For years I used to think BART was quite possibly the world's worst mass transit system, but in recent times it's really pulled up its socks and gotten on board with new technologies, operational strategies, train renovations etcetera and is looking pretty OK. It's also cheap as sin. Now, let's compare BART with the JR trains operating out of Kokura Station since I now know that area so well. From Castro Valley BART to the Embarcadero station in SF is a distance of approximately 45 km, costs $8.60 round trip and takes about 32 minutes. From Kokura Station to Ushima Station (which I never use, but is convenient for this example) the distance is also 45 km and, depending on whether one takes the express or the local, takes 28 and 52 minutes, respectively. Now here's the zinger: for round trip tickets the local will set you back ¥1,820 ($20.41) and the express costs a massive ¥3,620 ($40.60)! Uh...WHAT?!?

It's railway robbery and, damn it, I won't (sometimes) take it (if I have a chance). While there are cunning stratagems online involving countryside stations and ticket shenanigans Maia and I prefer two simpler methods. The first we can implement on our return trip to her apartment from anywhere as long as it's after 8PM, which it so often is anyways with us. The station nearest her house has no attendant after that time and no camera so we simply buy the cheapest ticket (¥100-something) and hop the barricades. No fuss, no muss. The second is much more fun and for the craven adrenaline junkies of the world: hiding on an express! As the demonstration above proved, express trains are on the order of twice as expensive as normal trains and thus each train employs ticket checkers who hop from car to car. They are fastidious in their duty and have uncanny memories of faces and who's sitting where, so it's no use to hope they didn't catch you lounging there in their peripheral vision. But there are two loopholes here: they won't check sleeping passengers or the bathrooms, so and those are your safe spots. Buy a local ticket for the place you're going, if it's night pretend to sleep, daytime hide in the crapper and arrive at your destination way earlier than you would have otherwise. This doesn't save you a dime over the local trains, just time...and the satisfaction that you've stuck it to The Man in a completely inconsequential way. And if you happen to be trapped in a bathroom with a beautiful female companion, well, all the better.

Oh, another factoid about the suckage of JR, to get from Fukuoka to Osaka via bullet train takes about five hours and takes a chunk out of your pocketbook to the tune of about $200 one way. An airplane will cost about the same and take only an hour. Unless people are in the know about the environmental impacts of air travel there's absolutely no reason to take the famous shinkansen. Simply wow.

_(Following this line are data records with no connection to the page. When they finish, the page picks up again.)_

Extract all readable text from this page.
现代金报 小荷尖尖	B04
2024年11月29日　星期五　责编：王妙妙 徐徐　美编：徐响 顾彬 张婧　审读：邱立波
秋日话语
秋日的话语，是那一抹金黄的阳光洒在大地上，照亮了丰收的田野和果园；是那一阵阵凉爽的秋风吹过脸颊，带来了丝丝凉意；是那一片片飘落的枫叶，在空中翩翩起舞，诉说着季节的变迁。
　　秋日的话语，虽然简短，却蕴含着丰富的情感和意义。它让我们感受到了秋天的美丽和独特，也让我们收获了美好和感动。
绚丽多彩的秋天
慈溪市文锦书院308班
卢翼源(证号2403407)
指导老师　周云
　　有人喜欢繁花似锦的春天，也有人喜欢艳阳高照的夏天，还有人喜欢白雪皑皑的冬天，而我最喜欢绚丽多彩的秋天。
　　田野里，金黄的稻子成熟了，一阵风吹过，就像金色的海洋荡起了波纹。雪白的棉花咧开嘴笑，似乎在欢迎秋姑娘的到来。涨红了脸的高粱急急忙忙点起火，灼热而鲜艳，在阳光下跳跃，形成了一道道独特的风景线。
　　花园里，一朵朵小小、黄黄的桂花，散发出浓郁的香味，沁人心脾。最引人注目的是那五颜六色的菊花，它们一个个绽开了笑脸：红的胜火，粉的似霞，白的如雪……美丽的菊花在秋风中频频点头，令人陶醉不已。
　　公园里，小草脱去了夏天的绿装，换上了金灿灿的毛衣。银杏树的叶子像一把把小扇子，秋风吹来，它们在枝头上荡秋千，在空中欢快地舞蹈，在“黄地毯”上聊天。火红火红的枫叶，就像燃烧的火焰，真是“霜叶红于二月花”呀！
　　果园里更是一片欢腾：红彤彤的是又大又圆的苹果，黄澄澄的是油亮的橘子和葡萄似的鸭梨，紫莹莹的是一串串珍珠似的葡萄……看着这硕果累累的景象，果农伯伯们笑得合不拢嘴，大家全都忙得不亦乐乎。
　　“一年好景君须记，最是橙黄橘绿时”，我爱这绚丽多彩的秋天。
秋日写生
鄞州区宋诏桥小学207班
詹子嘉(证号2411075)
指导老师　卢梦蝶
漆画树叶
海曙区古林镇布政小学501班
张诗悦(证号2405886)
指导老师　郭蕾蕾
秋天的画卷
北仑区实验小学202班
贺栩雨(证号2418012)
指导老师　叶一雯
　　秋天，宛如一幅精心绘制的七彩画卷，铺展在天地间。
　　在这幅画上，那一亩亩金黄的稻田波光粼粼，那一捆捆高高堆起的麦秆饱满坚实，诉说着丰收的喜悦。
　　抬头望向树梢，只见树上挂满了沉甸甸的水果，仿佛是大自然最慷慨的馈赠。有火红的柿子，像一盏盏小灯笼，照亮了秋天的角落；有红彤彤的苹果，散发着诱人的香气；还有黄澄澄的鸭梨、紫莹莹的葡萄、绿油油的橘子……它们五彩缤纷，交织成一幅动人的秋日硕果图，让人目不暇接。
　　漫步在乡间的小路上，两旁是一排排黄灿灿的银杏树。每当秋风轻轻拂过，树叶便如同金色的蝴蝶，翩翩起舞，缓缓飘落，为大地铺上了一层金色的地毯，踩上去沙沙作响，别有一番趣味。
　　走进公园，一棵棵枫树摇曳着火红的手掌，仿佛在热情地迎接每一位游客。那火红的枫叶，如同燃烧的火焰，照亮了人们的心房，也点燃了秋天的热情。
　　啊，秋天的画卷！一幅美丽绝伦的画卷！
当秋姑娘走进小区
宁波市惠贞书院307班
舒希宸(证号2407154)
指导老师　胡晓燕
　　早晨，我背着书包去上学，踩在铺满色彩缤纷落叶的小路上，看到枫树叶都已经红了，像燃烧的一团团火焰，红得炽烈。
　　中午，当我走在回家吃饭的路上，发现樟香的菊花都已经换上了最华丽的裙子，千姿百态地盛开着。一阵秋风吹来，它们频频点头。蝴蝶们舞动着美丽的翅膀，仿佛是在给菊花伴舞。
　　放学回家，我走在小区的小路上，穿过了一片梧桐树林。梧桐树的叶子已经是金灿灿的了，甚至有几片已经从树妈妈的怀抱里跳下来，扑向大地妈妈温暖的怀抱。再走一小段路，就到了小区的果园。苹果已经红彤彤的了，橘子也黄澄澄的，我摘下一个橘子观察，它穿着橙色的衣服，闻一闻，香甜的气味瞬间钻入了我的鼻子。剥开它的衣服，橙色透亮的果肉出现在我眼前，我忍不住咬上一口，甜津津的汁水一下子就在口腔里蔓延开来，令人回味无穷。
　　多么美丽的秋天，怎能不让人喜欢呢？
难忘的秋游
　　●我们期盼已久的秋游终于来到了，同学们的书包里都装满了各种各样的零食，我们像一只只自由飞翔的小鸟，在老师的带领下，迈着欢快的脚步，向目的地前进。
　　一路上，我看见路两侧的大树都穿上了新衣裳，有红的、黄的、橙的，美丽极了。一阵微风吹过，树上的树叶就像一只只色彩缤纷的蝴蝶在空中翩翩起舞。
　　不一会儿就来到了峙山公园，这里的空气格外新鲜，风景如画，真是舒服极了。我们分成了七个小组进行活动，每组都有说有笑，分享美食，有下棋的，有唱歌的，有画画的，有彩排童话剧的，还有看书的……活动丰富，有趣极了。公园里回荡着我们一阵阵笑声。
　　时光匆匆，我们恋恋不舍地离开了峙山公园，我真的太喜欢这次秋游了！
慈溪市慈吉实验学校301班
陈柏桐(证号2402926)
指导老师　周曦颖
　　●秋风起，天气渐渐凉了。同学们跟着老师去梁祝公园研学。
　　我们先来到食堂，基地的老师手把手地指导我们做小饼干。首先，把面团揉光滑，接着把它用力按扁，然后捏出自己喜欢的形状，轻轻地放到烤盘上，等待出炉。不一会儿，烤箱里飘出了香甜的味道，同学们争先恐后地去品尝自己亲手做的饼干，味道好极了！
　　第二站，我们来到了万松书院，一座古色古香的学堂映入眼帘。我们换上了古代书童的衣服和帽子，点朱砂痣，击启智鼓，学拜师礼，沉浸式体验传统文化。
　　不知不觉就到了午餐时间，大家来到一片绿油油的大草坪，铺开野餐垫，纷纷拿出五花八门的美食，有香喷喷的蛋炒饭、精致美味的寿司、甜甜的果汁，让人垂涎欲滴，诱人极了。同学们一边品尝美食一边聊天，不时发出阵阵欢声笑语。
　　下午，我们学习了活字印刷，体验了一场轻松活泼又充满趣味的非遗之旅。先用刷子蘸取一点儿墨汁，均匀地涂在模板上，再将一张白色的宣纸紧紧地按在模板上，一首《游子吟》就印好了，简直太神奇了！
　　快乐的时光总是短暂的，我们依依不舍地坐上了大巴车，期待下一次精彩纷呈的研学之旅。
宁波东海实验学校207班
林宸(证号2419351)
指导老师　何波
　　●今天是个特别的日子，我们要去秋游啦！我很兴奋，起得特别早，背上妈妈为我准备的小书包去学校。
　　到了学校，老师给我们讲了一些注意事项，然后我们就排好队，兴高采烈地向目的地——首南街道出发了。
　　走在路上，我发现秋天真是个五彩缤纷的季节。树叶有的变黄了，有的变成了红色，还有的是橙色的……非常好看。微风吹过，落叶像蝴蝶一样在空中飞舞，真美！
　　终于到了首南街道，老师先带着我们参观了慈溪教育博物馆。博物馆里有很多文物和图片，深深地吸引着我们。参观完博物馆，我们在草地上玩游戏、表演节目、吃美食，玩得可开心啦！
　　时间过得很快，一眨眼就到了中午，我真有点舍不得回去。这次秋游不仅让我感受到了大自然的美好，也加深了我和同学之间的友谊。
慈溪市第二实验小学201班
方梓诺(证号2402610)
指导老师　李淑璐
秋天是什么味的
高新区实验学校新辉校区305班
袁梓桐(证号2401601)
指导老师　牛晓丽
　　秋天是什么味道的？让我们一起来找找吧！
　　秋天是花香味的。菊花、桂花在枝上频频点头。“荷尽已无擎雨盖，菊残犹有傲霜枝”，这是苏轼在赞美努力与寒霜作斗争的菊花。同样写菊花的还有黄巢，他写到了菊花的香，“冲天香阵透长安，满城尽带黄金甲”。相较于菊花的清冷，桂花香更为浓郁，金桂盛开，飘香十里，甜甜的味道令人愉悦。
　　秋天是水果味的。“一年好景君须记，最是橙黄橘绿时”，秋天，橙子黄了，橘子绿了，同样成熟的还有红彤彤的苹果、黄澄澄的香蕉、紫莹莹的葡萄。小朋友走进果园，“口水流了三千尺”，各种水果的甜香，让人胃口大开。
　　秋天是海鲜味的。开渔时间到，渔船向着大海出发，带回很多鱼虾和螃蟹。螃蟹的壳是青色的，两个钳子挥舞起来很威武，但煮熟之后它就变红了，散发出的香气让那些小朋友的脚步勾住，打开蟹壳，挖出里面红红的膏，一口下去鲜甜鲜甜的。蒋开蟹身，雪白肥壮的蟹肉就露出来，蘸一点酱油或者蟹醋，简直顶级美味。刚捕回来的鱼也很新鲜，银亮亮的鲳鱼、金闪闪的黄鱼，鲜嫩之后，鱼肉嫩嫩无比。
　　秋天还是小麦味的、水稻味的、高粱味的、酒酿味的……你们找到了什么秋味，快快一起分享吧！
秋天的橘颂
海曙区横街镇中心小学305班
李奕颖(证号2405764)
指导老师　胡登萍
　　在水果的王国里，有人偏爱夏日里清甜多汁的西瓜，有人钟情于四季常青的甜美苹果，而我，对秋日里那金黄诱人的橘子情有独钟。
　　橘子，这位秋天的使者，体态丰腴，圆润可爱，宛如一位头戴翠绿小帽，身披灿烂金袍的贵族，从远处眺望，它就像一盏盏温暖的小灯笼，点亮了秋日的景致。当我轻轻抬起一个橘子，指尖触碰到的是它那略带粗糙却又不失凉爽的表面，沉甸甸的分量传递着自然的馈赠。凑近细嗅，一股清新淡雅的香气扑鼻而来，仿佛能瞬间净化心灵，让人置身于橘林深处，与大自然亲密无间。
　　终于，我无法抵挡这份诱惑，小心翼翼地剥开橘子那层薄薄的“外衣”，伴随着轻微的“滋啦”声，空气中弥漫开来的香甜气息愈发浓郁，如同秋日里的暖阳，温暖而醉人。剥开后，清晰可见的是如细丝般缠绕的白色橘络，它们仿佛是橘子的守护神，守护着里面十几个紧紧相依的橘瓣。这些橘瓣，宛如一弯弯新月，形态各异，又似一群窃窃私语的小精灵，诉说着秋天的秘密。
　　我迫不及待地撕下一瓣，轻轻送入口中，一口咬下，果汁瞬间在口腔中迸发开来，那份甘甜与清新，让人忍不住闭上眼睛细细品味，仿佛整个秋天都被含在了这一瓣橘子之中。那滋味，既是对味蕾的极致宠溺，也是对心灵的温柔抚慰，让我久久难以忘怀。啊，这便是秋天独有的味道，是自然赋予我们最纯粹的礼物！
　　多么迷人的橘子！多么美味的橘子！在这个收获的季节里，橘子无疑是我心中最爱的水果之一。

And now onto other, happier news! Yay! Eyepatch women! Yay!

WHAT?! Well, the eyepatch fetish--yes, there is a fetish surrounding them--has been well documented in Japanese culture and is old hat to many, but it finally took a sort of critical mass of cumulative observations to understand where this is coming from. It hit me in Fukuoka last week before Maia and I went to the "Capsule" concert (more on that fiasco in another post) when I saw yet another woman wearing a white, obviously medical eyepatch. I thought to myself "man, you never see this many women in The States wearing eye patches." And suddenly I realized that Japanese women must--MUST--be genetically predisposed to eye injury! So, as part of my ongoing community service in the gerbil-in-pants gambling case here is PSA list of no-nos for all Japanese women:

--DO NOT drop a pencil or eating utensil near tables or office equipment featuring a sharp corner.
--DO NOT look end-on at your chopsticks to see if it's really really straight or ever so slightly wobbly.
--DO NOT take up knife juggling.
--DO NOT take up knitting.
--DO NOT engage in a "who can stare at the sun the longest" contest for a prize of less than ¥5,000 or a goat of average size.

I'll get to the bottom of this eye thing before it's time to leave, I swear it!

--Matt

1 comment:

Anonymous said...

Not to mention that the semi-express trains like the Kirameki end up charging you MORE than the express price, despite being slower than an express train. What's that about?? If you're gonna swindle us, JR, try to at least have a logical swindling scale.